Armageddon begins just before the Allied invasion of Normandy with Captain Sean O’Sullivan, the eldest of three brothers, all three of whom are fighting in the war (the youngest having been killed in Africa). He is part of the Military Government led by General Andrew Jackson Hansen (based on General Lucius D. Clay, who became the deputy military governor of Germany after the war ended) and tasked with the creation of a manual that can be used by the victorious Allies for the purpose of governing the de-Nazified, de-industrialized Germany till such time as the Germans can be made to start governing themselves again.

It is a task that Sean finds personally distasteful as he blames all Germans for the death of his brother, and it shows in the early drafts of the manual where he advocates draconian measures to control even the civilian population. With Hansen mentoring him, he manages to keep his own views aside, water down the vitriol, and create a realistic manual. Then, his second brother, a fighter pilot, is killed during an attack on a V2 rocket base, and Sean decides he can no longer sit on the sidelines. He asks to be transferred to a combat unit, but Hansen, recognizing his administrative genius and the fact that he would need people like Sean for the battle after the war, convinces him to stay where he is, giving him command of a Pilot team that will take over the administration of a German city after the War.

The city chosen is the fictional city of Rombaden, a feudal Landkreis (equivalent to a barony or duchy) ruled for generations by the von Romstein family, a hotbed of Nazi pageantry and adjacent to the Schwabenwald concentration camp, where Jews, Polish POWs and Germans who opposed Hitler are incarcerated. The camp is fictional, just like the city, but it is historical fact that even before the Jews, concentration camps were built to house the real and perceived opponents of the Nazi philosophy. Sean’s plans must take every aspect of this into account, considering they will be putting directives and practices into place that will be followed by every other Military Government team. His idealism and belief in the ‘American Way’ is shown as a subject of cynical derision among his European compatriots, but as they proceed with the planning he wins over most of them with his obvious skills and determination.

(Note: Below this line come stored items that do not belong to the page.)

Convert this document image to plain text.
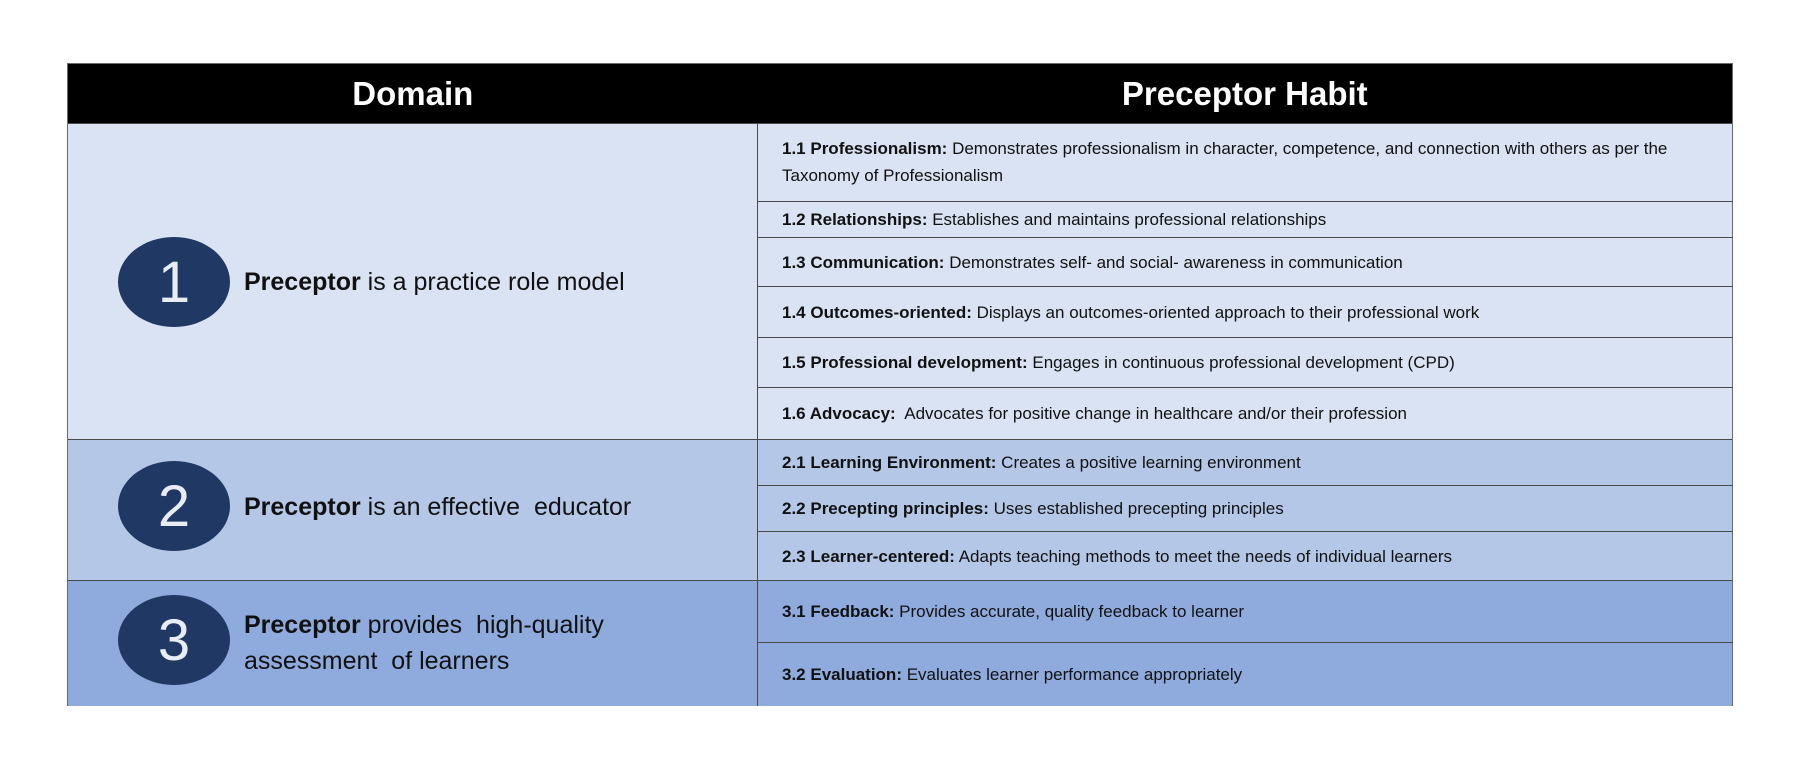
Domain	Preceptor Habit
1	Preceptor is a practice role model
1.1 Professionalism: Demonstrates professionalism in character, competence, and connection with others as per the Taxonomy of Professionalism
1.2 Relationships: Establishes and maintains professional relationships
1.3 Communication: Demonstrates self- and social- awareness in communication
1.4 Outcomes-oriented: Displays an outcomes-oriented approach to their professional work
1.5 Professional development: Engages in continuous professional development (CPD)
1.6 Advocacy:  Advocates for positive change in healthcare and/or their profession
2	Preceptor is an effective  educator
2.1 Learning Environment: Creates a positive learning environment
2.2 Precepting principles: Uses established precepting principles
2.3 Learner-centered: Adapts teaching methods to meet the needs of individual learners
3	Preceptor provides  high-quality
assessment  of learners
3.1 Feedback: Provides accurate, quality feedback to learner
3.2 Evaluation: Evaluates learner performance appropriately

As the Allied offensive begins in 1945 and the US army reaches Rombaden, Sean’s team is right on their tail and ready to move in. For a first-time field operative, Sean does remarkably well as the Military Governor, ruling the populace fairly but firmly and putting to rest all the earlier cynicism of his European teammates. He only loses his composure once in the beginning, when they liberate the Schwabenwald concentration camp and are among the first ones to see the horrors within. His orders for the entire civilian population of Rombaden to travel to and see for themselves the atrocities of the camp if they want food rations is right out of history books. As in real life, however, in the book too the civilians are quick to disassociate themselves from any of it and happy to put the entire blame on the now dead Hitler and the SS.

Sean’s resolve and idealism are severely tested as he leaves the security of the planning room. The first is when he realizes that even though most of the German civilians were, if not complicit, implicit in their support of the Nazi powers, and are now quick to absolve themselves of any wrongdoing while being equally quick to implicate as many of their fellow citizens in order to ingratiate themselves with the new rulers. Then, as the von Romstein family seek to whitewash their crimes by honey-trapping one of Sean’s junior officers and close friend. In all this, he is shown as choosing the moral high ground, making the wrong-doers pay for their mistakes, no matter which side they are on.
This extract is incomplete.